In an hourlong Q&A style chat with OESA President Julie Fream, Hinrichs said that auto industry leaders such as himself anticipated that the Mexico-U.S. portion of Nafta negotiations would be the toughest. After that, they thought, it would be smooth sailing between the U.S. and Canada.
That wasn’t how it went. “I think it’s fair to say the challenges with the U.S. and Canada aren’t really around the auto business,” he said. He added that he “can’t envision a future of the North American automotive industry where Canada’s separated out. We’re too integrated; there’s too many issues.”

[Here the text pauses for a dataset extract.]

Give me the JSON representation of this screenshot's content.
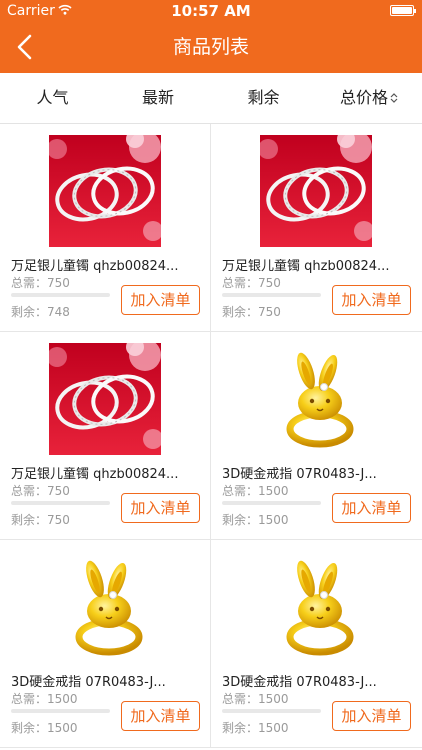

Here are some other highlights:
Hinrichs couldn’t reveal hard details of Ford’s recently $11 billion restructuring plan, but he gave suppliers a preview of what to expect: a swifter, more streamlined purchasing system and product development processes that bring new models to market quicker.
Hinrichs said vehicles currently in development are timing out 20% quicker “than vehicles we’re launching right now."

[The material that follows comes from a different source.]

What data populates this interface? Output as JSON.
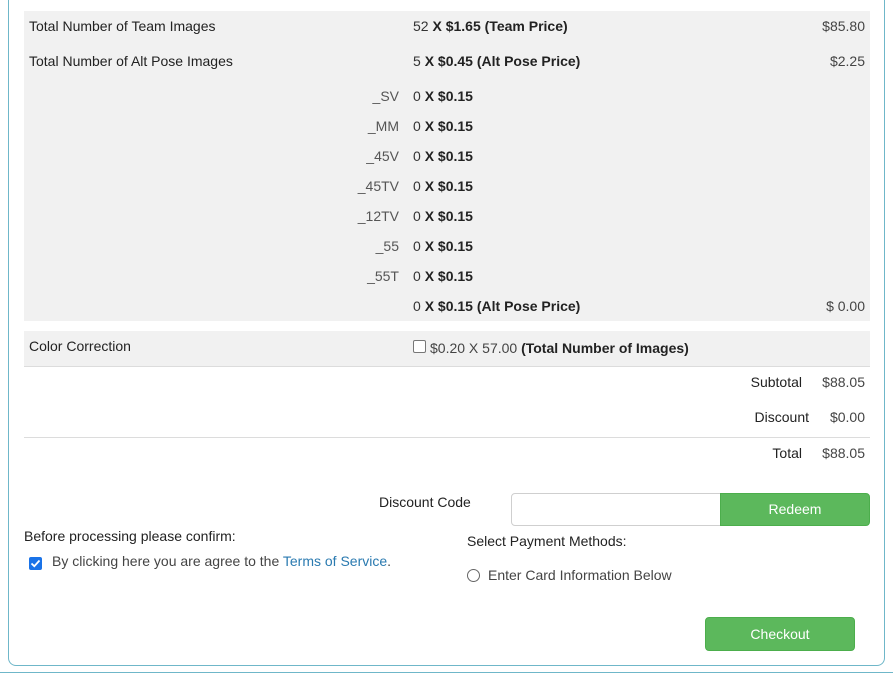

Ford’s processes, he said--not just in purchasing and R&D but in manufacturing and delivery as well--need to be more competitive in an on-demand world.
“Global order and delivery is a perfect example,” he said. “It’s the same amount of time today as it was in 2003 for our dealers to order a vehicle, us to process everything, give the supply base the schedules, build the vehicle and ship it to the dealer. It hasn’t evolved; but technologies have evolved—lots of things have.

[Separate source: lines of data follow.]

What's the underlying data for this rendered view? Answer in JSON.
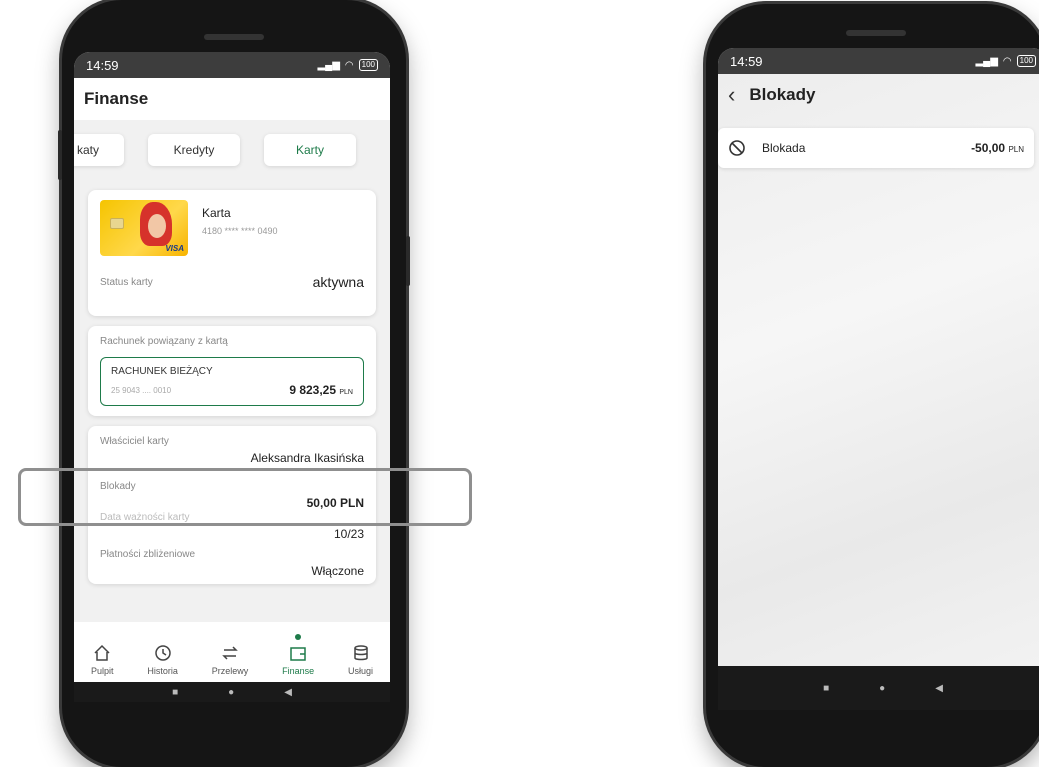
{
  "status": {
    "time": "14:59",
    "battery": "100"
  },
  "left": {
    "title": "Finanse",
    "tabs": [
      {
        "label": "katy"
      },
      {
        "label": "Kredyty"
      },
      {
        "label": "Karty"
      }
    ],
    "card": {
      "name": "Karta",
      "number": "4180 **** **** 0490",
      "status_label": "Status karty",
      "status_value": "aktywna",
      "visa": "VISA"
    },
    "account": {
      "label": "Rachunek powiązany z kartą",
      "name": "RACHUNEK BIEŻĄCY",
      "number": "25 9043 .... 0010",
      "balance": "9 823,25",
      "currency": "PLN"
    },
    "details": {
      "owner_label": "Właściciel karty",
      "owner_value": "Aleksandra Ikasińska",
      "blocks_label": "Blokady",
      "blocks_value": "50,00 PLN",
      "expiry_label": "Data ważności karty",
      "expiry_value": "10/23",
      "contactless_label": "Płatności zbliżeniowe",
      "contactless_value": "Włączone"
    },
    "nav": [
      {
        "label": "Pulpit",
        "icon": "home-icon"
      },
      {
        "label": "Historia",
        "icon": "history-icon"
      },
      {
        "label": "Przelewy",
        "icon": "transfer-icon"
      },
      {
        "label": "Finanse",
        "icon": "wallet-icon"
      },
      {
        "label": "Usługi",
        "icon": "services-icon"
      }
    ]
  },
  "right": {
    "title": "Blokady",
    "item": {
      "label": "Blokada",
      "amount": "-50,00",
      "currency": "PLN"
    }
  },
  "colors": {
    "accent": "#1e7b4a",
    "highlight": "#8f8f8f"
  }
}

“I’ll ask this simple question: As an industry, how fit are we when we basically have 70-day suppliers sitting on the shelf, waiting for customers to buy. What other industry do we know of today that has a 70-day supply, other than the U.S. oil industry?”
Hinrichs had this story to share on the current U.S.-China tariff madcappery:
Ford exports Lincolns, Ford Explorers, Mustangs and Raptors to China, he said. On June 30, those vehicles had 25% duties. “From July 1 to July 6, we had 15% [duties], and July 7, we had 40%. And we had boats on the way over there.
“So we tried like heck to get [the vehicles into China] on those six days. We even had a few boats slow down and stop over a few places on the way, to make sure everything was OK so we could get them in that July 1 to July 6 time frame. That gives you a feel for how crazy things are right now.”
All the ping-ponging and uncertainty makes it nearly impossible to plan, said Hinrichs. “We export a lot of Lincolns,” he said. “We’re going to look at localizing next year, but how fast do you go—how do you allocate your capital? And how do you plan even in the near term, for vehicles that have a 40% tariff. There’s no business case. But you can’t starve your dealers; you can’t exit the market and come back in, so it’s a very complicated time right now.”
Trouble in China
Ford saw tremendous growth in China from 2010 to 2015, going from 14th in market share to 5th. But in the past 18 months, Ford’s sales in China have “dropped dramatically,” said Hinrichs. “Some of that’s due to the product. Part of the issue I talked about earlier was making sure our product development system can be competitive in both time and cost. But we’ve also had some internal issues that we’re working through.”
Hinrich noted that he’s been spending more of his time in Washington in the past year, talking with politicians. “It’s a very different time,” he said. “The number of significant trade conversations that are going on all at one time is a big deal, and unlike anything I’ve seen. Typically, administrations would be negotiating a trade agreement with [South] Korea for example, and they’ll focus on that and get it across and move on.”
Not so anymore—the tariff battles with China, EU conversations, Mexico and Canada negotiations—it’s all happening at once. “The totality and complexity of all these is really unlike anything we’ve ever seen,” he said.